As a notable example, it's much easier for employees to hop between remote jobs. Forcing you into a physical location is a way to lock you into the job: you socialize and make friends at work, you buy a house close to work, you build an entire life around work.

No employer will tell their employees "let's all get back to the office so you will find it harder to leave your role even if we underpay and overwork you."



A slightly more sympathetic concern: remote work makes a manager's job harder. Said job still does get done either way; but it's the difference between a manager being able to goof off for most of the day and end up finding out everything they need to know anyway through simple off-hand questions whenever someone walks by; vs. needing to actively arrange high-scheduling-overhead Zoom meetings + actively probe one's reports on Slack for relevant updates.


That's what the daily Standups are for. And if that's not sufficient, the manager isn't suited for management anyway.


There’s always a shortage of good X whether it’s devs, doctors or managers. The ones that already struggling in the office aren’t going to have a better time in a wfh env.


Reminds me of something I had noticed: There are a lot of occupations that previously (sometimes long ago) required a good bit of expertise and a good bit of thinking that nowadays have been placed under managers who took the thinking (and very often fake the experience doing the work they plan or have outdated experience)

For some barely logical reason the more complicated work and the higher salary came with a kind of military authority position that use to be reserved for the level above or (longer ago) didn't exist.

This gets interesting where management tasks, like all other tasks, need to be optimized. If it is the same person doing both the tasks and the planning optimization happens naturally. A is compared to B, one goes over the advantages and disadvantages of either and makes a choice.

But now the manager has to chose between his own comfort and/or the effort he has to make and that of his underlings and the actual productivity. I don't think we need numbers to know what most would chose when the options are themselves or others. Its a damn hard choice to make objectively.

But the thing is, didn't we get these big brain high salary guys to make everyone under them work more efficiently? I think comfort in a job makes the largest contribution to productivity out of all factors. At one end of the scale people just start walking off at the other you get the [rare] unimaginable performance only seen in people who love what they are doing.

WFH is going to make management that much harder but also more valuable. If one is not excited about that the job seems to have evolved beyond capabilities.

What more do we need than the employee himself stating: "I cant do the work like this" in a context where we know others are doing it with great success.

Video chat is like the way PDF tries to replicate the paper office. I'm sure people are already building parsers for video chat and failing to match organized exchanges.

I imagine some kind of analogy with using whatsapp as a bug tracker. Surely it would kinda work to some extend? You would be able to find things you know are in the log but if you don't know it is there it is going to be a huge waste of time. If the person filling the ticket has the tools to make that extra inch of effort it saves the person on the other end of it a mile of scrolling.

A water cooler is designed to provide cups of water. It is only suppose to do one thing and it does it well.

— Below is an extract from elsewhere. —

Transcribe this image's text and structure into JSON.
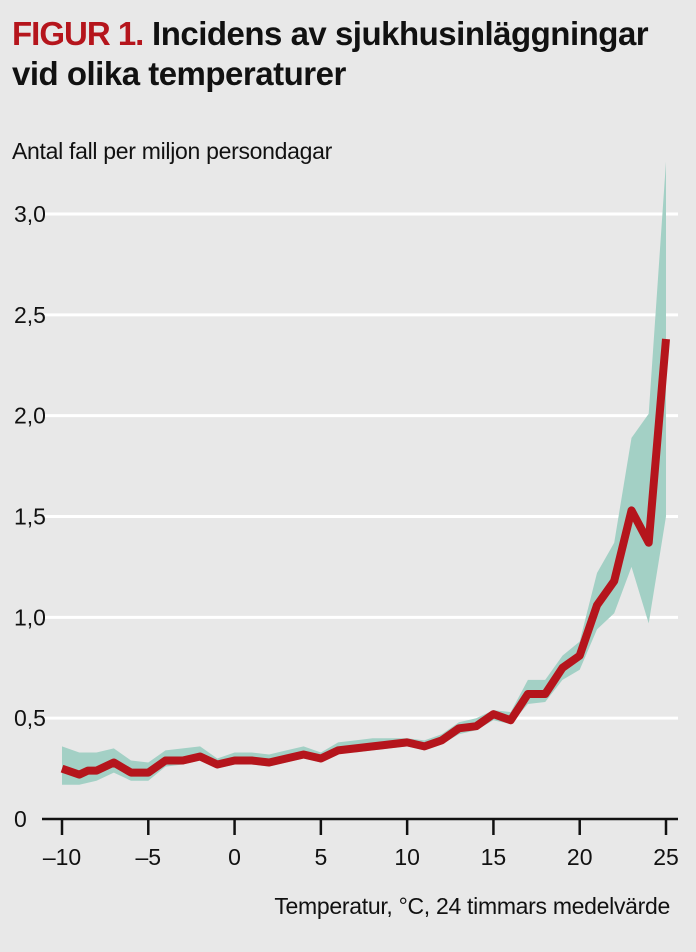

Not forcing me to come to work and being able to work from anywhere in the US is one of the major reasons for me keeping my job.

I refinanced last year to a 15 year mortgage planning for this to be our “forever home”. I woke up one morning and I asked my wife did she want to move to one of the tax free states. We can save $12K a year and try some place different for a few years.


I’ve actually heard this one.

Managers happy that employees bought a house bc “now you’re stuck here”. Which isn’t too far from the truth.

There are or where a lot of places where a specialty like networking and various tech fields might only have one or two major employers in the area.